– Мне пришла в голову отличная мысль. – Питер забросил в рот горсть миндаля. – Помнишь, сосновый столик, который я добыл на прошлой неделе? Так вот, ночью я внезапно подумал…
Питер продолжал говорить. Моника смотрела, как шевелятся его губы, разглядывала масляные пятна на комбинезоне, гадала, просочились ли они на одежду под ним, спрашивала себя, скоро ли можно будет попросить его снять комбинезон, чтобы проверить, заметила черную кайму под ногтями, перебирающими орехи. Он все еще рассказывал, как они с помощником обработали стол металлическими цепями, чтобы придать «потертость и патинированность», по которой народ в последнее время начал сходить с ума. Моника думала, что скоро придется сказать про кота, иначе все будет выглядеть странно. Надо ему рассказать. Надо выговориться.
– Питер, – перебила она его.
– …не знаю, почему мне это раньше не пришло в голову. Купить новье или недавнюю работу, а потом просто немножко ее обработать. Никто не заметит разницы. Гениально же.
Он обхватил ее за талию, его комбинезон прижался к крохотным перламутровым пуговкам, похожим на ряды замерзших слез.
– Муж у тебя гений.
– Милый…
В прихожей снова зазвонил телефон. Питер отпустил ее, словно хотел пойти и ответить.
– Оставь, – сказала она и внезапно, необъяснимо расплакалась, слезы явились ниоткуда, полились по щекам, закапали на высокий воротник платья.
– Питер, – всхлипнула она. – Питер, послушай…
Он тут же оказался рядом, обхватив ладонями ее щеки.
– Что такое? Что случилось?
Телефон продолжал звонить. Да кто так ее достает? Почему не оставить ее в покое, почему она сегодня никак не перестанет плакать?
– Что случилось? – повторил Питер.
Моника поняла, что собирается сказать: Ифа пришла, Ифа видела. Слова уже сложились у нее во рту: ему было бы почти три.
Но ей удалось этого не произнести.
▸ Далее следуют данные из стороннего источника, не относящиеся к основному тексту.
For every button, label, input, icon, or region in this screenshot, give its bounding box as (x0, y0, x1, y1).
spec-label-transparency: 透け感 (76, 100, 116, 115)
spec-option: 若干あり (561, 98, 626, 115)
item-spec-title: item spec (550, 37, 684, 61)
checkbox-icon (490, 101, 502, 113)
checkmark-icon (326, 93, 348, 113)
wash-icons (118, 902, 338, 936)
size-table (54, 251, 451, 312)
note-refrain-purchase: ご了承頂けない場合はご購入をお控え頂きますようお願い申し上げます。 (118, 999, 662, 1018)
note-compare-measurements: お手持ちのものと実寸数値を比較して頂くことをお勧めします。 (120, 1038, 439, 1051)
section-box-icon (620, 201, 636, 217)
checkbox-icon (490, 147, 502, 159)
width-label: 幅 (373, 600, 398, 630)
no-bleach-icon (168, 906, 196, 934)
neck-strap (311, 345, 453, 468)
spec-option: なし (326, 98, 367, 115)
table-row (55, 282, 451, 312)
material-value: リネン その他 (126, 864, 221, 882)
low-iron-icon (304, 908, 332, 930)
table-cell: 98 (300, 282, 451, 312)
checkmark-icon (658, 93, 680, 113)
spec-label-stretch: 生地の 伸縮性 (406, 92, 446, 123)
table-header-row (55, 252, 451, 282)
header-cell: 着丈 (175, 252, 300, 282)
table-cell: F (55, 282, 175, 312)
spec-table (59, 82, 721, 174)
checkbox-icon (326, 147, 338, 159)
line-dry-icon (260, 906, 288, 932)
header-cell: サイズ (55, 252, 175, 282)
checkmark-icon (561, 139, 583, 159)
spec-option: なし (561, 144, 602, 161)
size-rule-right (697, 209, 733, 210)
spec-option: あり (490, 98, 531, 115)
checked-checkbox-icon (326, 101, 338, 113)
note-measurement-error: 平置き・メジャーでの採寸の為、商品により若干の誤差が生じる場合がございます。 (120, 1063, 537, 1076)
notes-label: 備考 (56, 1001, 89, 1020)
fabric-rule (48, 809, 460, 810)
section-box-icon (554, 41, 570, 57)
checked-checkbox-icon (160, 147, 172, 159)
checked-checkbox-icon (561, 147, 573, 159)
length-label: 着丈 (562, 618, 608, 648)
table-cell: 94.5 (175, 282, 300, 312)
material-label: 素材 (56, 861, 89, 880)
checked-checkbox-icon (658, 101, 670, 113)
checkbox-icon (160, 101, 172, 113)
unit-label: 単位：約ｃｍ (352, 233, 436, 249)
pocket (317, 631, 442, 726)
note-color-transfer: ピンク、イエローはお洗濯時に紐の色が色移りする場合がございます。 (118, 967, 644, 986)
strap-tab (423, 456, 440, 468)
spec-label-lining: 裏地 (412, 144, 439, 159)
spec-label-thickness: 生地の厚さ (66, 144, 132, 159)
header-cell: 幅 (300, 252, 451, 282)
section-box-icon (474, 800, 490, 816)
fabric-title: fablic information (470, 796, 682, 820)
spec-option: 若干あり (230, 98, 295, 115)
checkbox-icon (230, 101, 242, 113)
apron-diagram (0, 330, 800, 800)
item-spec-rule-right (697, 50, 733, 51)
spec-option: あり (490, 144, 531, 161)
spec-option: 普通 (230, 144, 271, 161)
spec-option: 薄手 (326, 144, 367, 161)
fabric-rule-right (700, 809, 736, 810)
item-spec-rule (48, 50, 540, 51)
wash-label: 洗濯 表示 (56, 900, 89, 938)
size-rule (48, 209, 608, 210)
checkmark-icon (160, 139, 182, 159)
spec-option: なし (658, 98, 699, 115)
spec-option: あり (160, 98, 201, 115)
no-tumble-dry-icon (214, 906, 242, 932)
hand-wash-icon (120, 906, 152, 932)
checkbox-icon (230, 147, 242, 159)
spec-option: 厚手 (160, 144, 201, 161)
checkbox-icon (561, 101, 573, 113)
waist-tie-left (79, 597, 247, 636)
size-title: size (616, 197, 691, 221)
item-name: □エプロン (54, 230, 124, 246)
Удалось удержать их, проглотить, удалось превратить их в:
– Кот умер.
Она выговорила это вместо того, что хотела; смогла сказать это мужу, отцу детей, которые любили этого кота.
Телефон снова зазвонил, когда они ужинали: Моника приготовила довольно удачную запеканку. Нашла новый рецепт в журнале, там велели добавить курагу. Ей обычно не нравилось сладкое в пряных блюдах, но тут получилось очень даже неплохо.
Питер подошел к телефону. Она плеснула себе еще немножко вина, красная жидкость гортанно булькнула, выливаясь из бутылки. Оторвала хлебную корочку и откусила мякиш. Она чувствовала себя вымотанной, дрожащей, как бывает после приступа рыданий. Как лондонская улица после уборщиков: темная, мокрая, очистившаяся.
Питер внезапно вернулся в комнату и встал за ее стулом. Она обернулась и посмотрела на него снизу вверх.
– Моника… – начал он, положив ей руку на плечо.
Ей не понравился этот голос, не понравилось серьезное лицо Питера.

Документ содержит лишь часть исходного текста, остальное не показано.